Bu şekilde ölmesek, bir depremde sıranın ne zaman bize geleceğini bekliyoruz.
Sonrasında acı bir ifade; Kader!
Peki kader mi gerçekten?
Sosyal medya hocaları gibi insanın aklıyla dalga geçer şekilde fetva vermeyeceğim.
Bize kader olan, elin İsveçlisine ya da Norveçlisine niye uğramaz merak ediyorum.
Aslında etmiyorum.
Çünkü biliyorum, insanın yazgısı çoğunlukla yine insanın elinde.
Yani bina sağlam olunca deprem bir şey yapmıyor insana.
Ya da tedbir alınca ya bina yanmıyor, yansa da yanan sadece bina oluyor.
Göçük altında kalmıyor kimse.
Ölmüyor insanlar ucuz şekilde…
Yas tutma şeklimizde değişti bizim.
Hatırlıyorum, mahallemizde bir komşumuz vefat etmişti.
Üç gün televizyon açılmamıştı evde.
Açmak isteyince güzel bir de azar işitmiştik.
Olması gerekendi.
Yas evine saygı!
78 insanın hayatını kaybettiği bir facia yaşandı.
Binada duman tüterken, hala cenazeler yanmış bir şekilde yerdeyken,
kayak yapıyor, konsere gidiyor, eğlencemizden ödün vermiyoruz.
Ne ara böyle olduk!
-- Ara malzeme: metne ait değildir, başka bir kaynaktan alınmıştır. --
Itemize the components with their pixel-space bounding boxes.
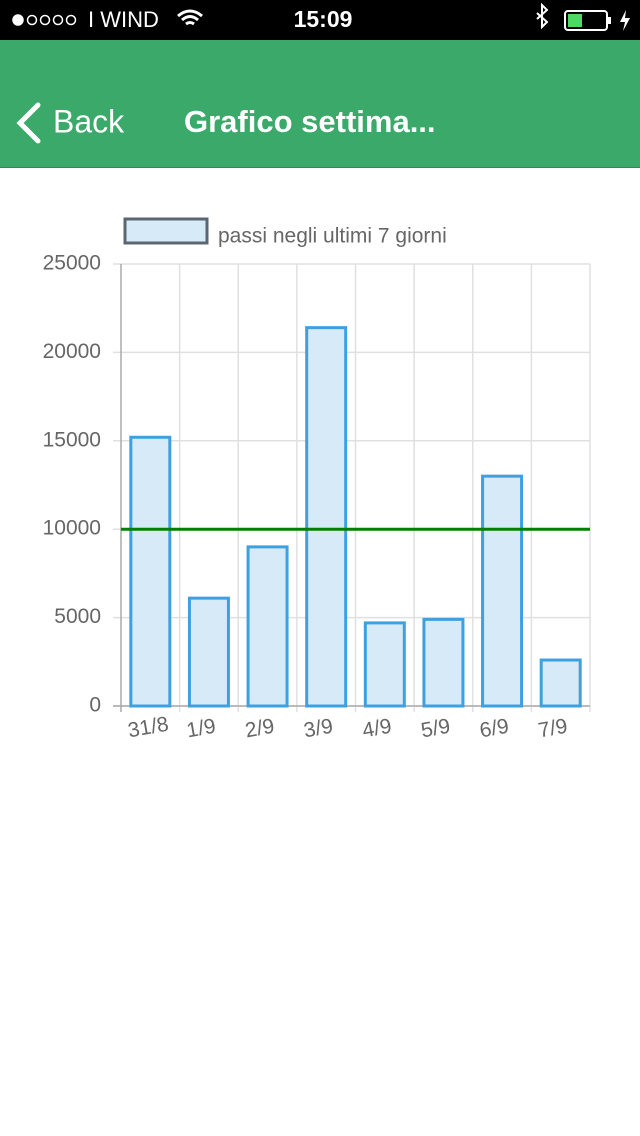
signal-dots (12, 14, 77, 26)
legend-label: passi negli ultimi 7 giorni (218, 225, 447, 248)
bar (481, 474, 524, 708)
back-chevron (16, 102, 41, 144)
bar (363, 621, 406, 708)
chart: 0 5000 10000 15000 20000 25000 31/8 1/9 2/9 3/9 4/… (43, 217, 591, 743)
nav-title: Grafico settima... (184, 104, 436, 139)
back-label[interactable]: Back (53, 103, 125, 139)
x-tick-label: 2/9 (243, 715, 276, 743)
y-tick-label: 0 (89, 694, 101, 717)
bar (129, 435, 172, 708)
bluetooth-icon (536, 2, 549, 30)
status-bar: I WIND 15:09 (0, 0, 640, 40)
x-tick-label: 4/9 (361, 715, 394, 743)
y-tick-label: 15000 (43, 428, 101, 451)
nav-content: Back Grafico settima... (16, 102, 436, 144)
x-tick-label: 7/9 (537, 715, 570, 743)
battery (564, 10, 608, 31)
x-tick-label: 31/8 (126, 713, 170, 743)
battery-level (568, 14, 582, 27)
bar (305, 326, 348, 708)
x-tick-label: 3/9 (302, 715, 335, 743)
charging-icon (620, 10, 630, 31)
bar (246, 545, 289, 708)
x-tick-label: 1/9 (185, 715, 218, 743)
back-button[interactable]: Back (16, 102, 125, 144)
bar (539, 658, 582, 708)
y-tick-label: 10000 (43, 517, 101, 540)
y-tick-label: 5000 (54, 605, 101, 628)
wifi-icon (177, 9, 203, 26)
carrier: I WIND (88, 7, 159, 32)
status-icons: I WIND 15:09 (12, 2, 630, 32)
y-tick-label: 25000 (43, 252, 101, 275)
x-tick-label: 6/9 (478, 715, 511, 743)
bar (187, 596, 230, 708)
x-tick-label: 5/9 (419, 715, 452, 743)
battery-tip (608, 17, 611, 24)
nav-bar: Back Grafico settima... (0, 40, 640, 168)
legend-swatch (123, 217, 209, 245)
clock: 15:09 (294, 6, 353, 32)
y-tick-label: 20000 (43, 340, 101, 363)
bar (422, 617, 465, 708)
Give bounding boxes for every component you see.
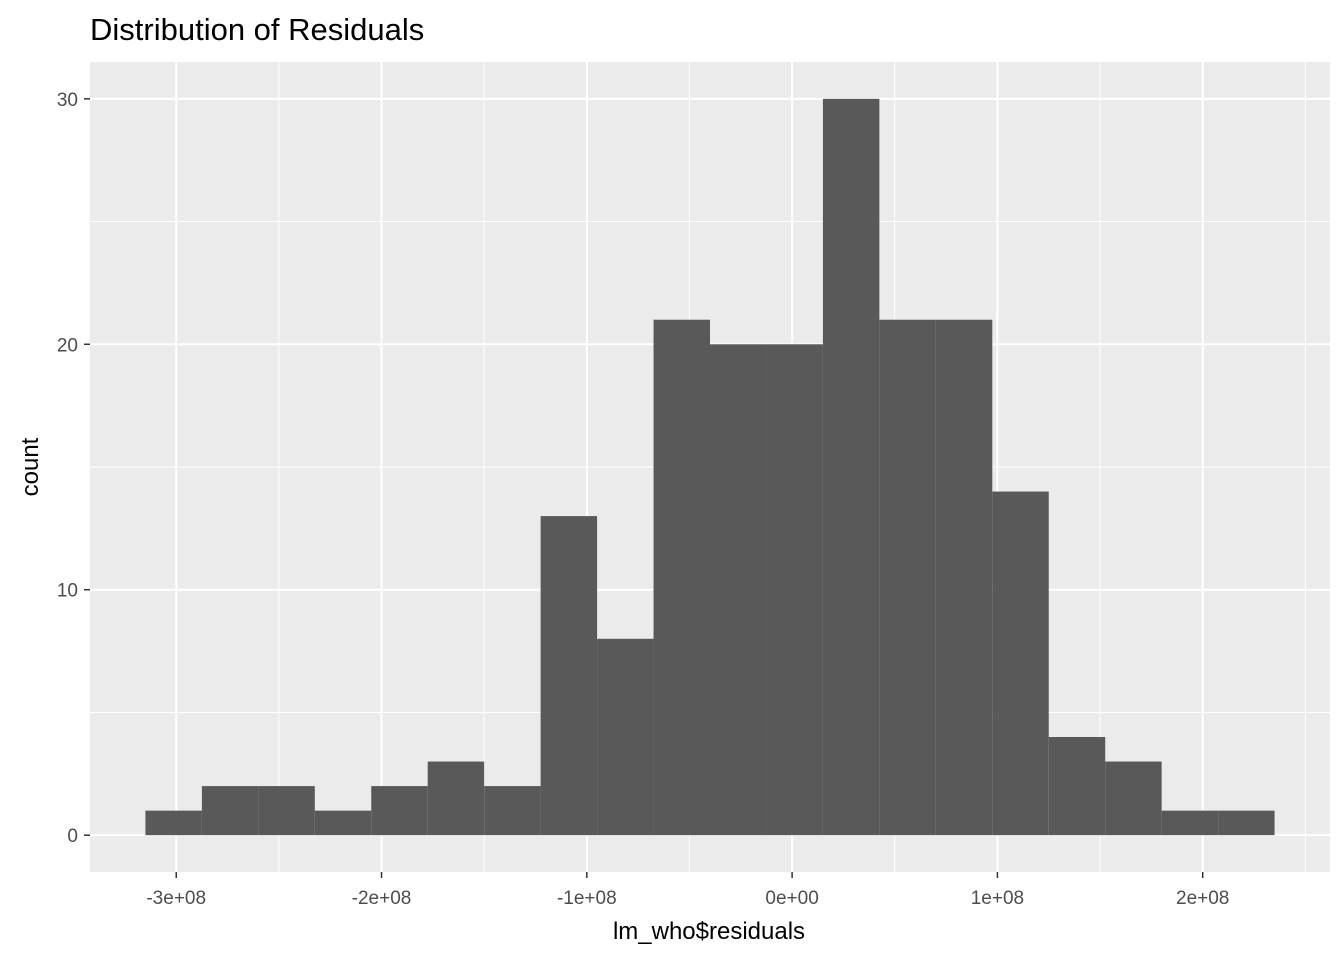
histogram-bar bbox=[879, 319, 936, 836]
y-axis: 0 10 20 30 bbox=[57, 90, 90, 847]
major-gridlines bbox=[90, 62, 1330, 872]
x-axis: -3e+08 -2e+08 -1e+08 0e+00 1e+08 2e+08 bbox=[146, 872, 1229, 909]
histogram-bar bbox=[1218, 810, 1275, 836]
y-tick-label: 20 bbox=[57, 335, 78, 356]
histogram-bar bbox=[371, 786, 428, 836]
y-tick-label: 0 bbox=[67, 826, 78, 847]
x-tick-label: 2e+08 bbox=[1176, 888, 1229, 909]
histogram-bars bbox=[145, 98, 1275, 836]
histogram-bar bbox=[540, 516, 598, 836]
chart-title: Distribution of Residuals bbox=[90, 12, 424, 47]
histogram-bar bbox=[201, 786, 259, 836]
x-tick-label: -1e+08 bbox=[557, 888, 617, 909]
histogram-bar bbox=[766, 344, 823, 836]
histogram-bar bbox=[145, 810, 202, 836]
x-tick-label: -3e+08 bbox=[146, 888, 206, 909]
histogram-bar bbox=[597, 638, 654, 836]
histogram-bar bbox=[822, 98, 880, 836]
histogram-bar bbox=[710, 344, 767, 836]
histogram-bar bbox=[427, 761, 485, 836]
y-axis-title: count bbox=[17, 437, 44, 496]
histogram-bar bbox=[484, 786, 541, 836]
histogram-bar bbox=[653, 319, 710, 836]
x-tick-label: 1e+08 bbox=[971, 888, 1024, 909]
x-tick-label: 0e+00 bbox=[765, 888, 818, 909]
histogram-bar bbox=[1048, 737, 1106, 836]
y-tick-label: 30 bbox=[57, 90, 78, 111]
x-axis-title: lm_who$residuals bbox=[613, 918, 805, 945]
histogram-bar bbox=[314, 810, 372, 836]
histogram-bar bbox=[1161, 810, 1219, 836]
histogram-bar bbox=[258, 786, 315, 836]
x-tick-label: -2e+08 bbox=[352, 888, 412, 909]
histogram-bar bbox=[935, 319, 993, 836]
histogram-bar bbox=[992, 491, 1049, 836]
histogram-bar bbox=[1105, 761, 1162, 836]
y-tick-label: 10 bbox=[57, 581, 78, 602]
Ne ara bu kadar vicdanımız nasır bağladı!
Bir arkadaşımdan telefon aldım geçtiğimiz günlerde.
‘Elazığ Fethi Sekin Şehir Hastanesi’nde hastamızı taşıyacak tekerlekli sandalye bulamıyoruz.’ Dedi
Hastaların, engellilerin, ya da yürüyemeyecek durumda olanların karga tulumba polikliniklere taşındığını söyledi.
Hatta sandalye sırasına yazıldıklarından bahsetti.
Yani muayene olmak için değil sadece muayene yerine gidebilmek için sıraya girdiklerini söyledi.
Şehirde sağlık siteminin iyice çöktüğünü görüyoruz.
Sadece şehir de mi? Ülkede!
Eğitim araştırma hastanesini kapatırsan, Harput Devlet Hastanesini yıkarsan, üstüne üstlük yaptığın hastaneyi de ebesinin nikahına taşırsan, çöker elbet.